Pre-judgment interest in tort actions is expressly governed by Rule 4:42-11(b), which states: "[T]he award of prejudgment interest on contract and equitable claims is based on equitable principles." Litton Industries, supra, 200 N.J. at 390 (citations and internal quotation marks omitted). Whether to award pre-judgment interest in a contract or a quantum meruit case, and if so, the rate at which the interest is calculated, is left to the trial court's sound discretion. Ibid. In awarding prejudgment interest,

[t]he basic consideration is that the defendant has had the use, and the plaintiff has not, of the amount in question; and the interest factor simply covers the value of the sum awarded for the prejudgment period during which the defendant had the benefit of monies to which the plaintiff is found to have been earlier entitled.

 

[Rova Farms, supra, 65 N.J. at 506.]

 

Unless the court's decision "represents a manifest denial of justice, an appellate court should not interfere." Litton Industries, supra, 200 N.J. at 390 (citations and internal quotation marks omitted).

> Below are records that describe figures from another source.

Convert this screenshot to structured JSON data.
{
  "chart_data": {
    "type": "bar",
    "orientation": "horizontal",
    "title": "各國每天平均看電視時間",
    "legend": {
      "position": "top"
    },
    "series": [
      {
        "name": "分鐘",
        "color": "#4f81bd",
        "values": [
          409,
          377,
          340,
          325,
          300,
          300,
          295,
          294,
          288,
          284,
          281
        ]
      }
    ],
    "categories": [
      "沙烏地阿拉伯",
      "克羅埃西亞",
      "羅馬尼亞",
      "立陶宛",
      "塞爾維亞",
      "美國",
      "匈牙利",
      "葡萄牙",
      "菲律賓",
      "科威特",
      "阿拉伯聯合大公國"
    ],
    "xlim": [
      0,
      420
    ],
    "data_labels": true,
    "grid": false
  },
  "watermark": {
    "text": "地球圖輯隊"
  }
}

Although the trial court failed to articulate the basis for its conclusion that the request for pre-judgment interest was "substantively flawed," plaintiffs have not demonstrated the decision to deny the application for pre-judgment interest constituted a manifest denial of justice. Contrary to plaintiffs' view, the record does not show defendant's challenge to plaintiffs' fees was other than in good faith.

Appeal and cross-appeal affirmed.

 

 

1 Rules of Professional Conduct.

2 The ACPE had jurisdiction over issues concerning attorney advertising and solicitation prior to the creation of the Committee on Attorney Advertising (CAA).

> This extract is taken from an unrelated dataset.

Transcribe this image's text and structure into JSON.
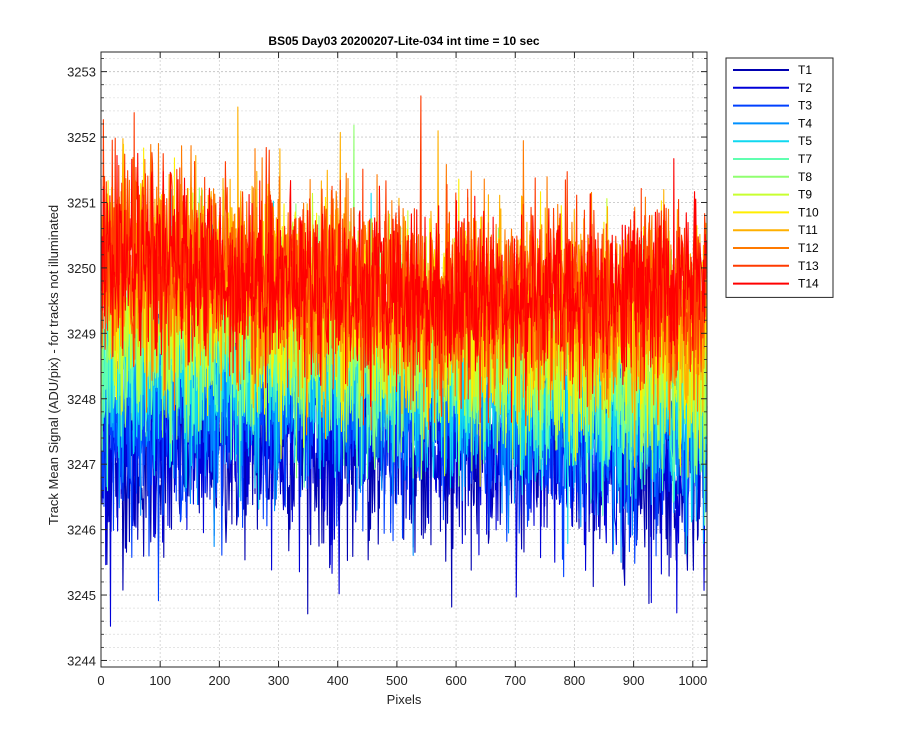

3 The doctrine of unclean hands, which we find inapplicable here, "merely gives expression to the equitable principle that a court should not grant relief to one who is a wrongdoer with respect to the subject matter in suit." Faustin v. Lewis, 85 N.J. 507, 511 (1981).

4 The "weight of the evidence" standard is not used in non-jury trials. Fanarjian v. Moskowitz, 237 N.J. Super. 395, 406 (App. Div. 1989). The proper standard is whether the judge's findings are supported by sufficient, credible evidence in the record. Rova Farms, supra, 65 N.J. at 484.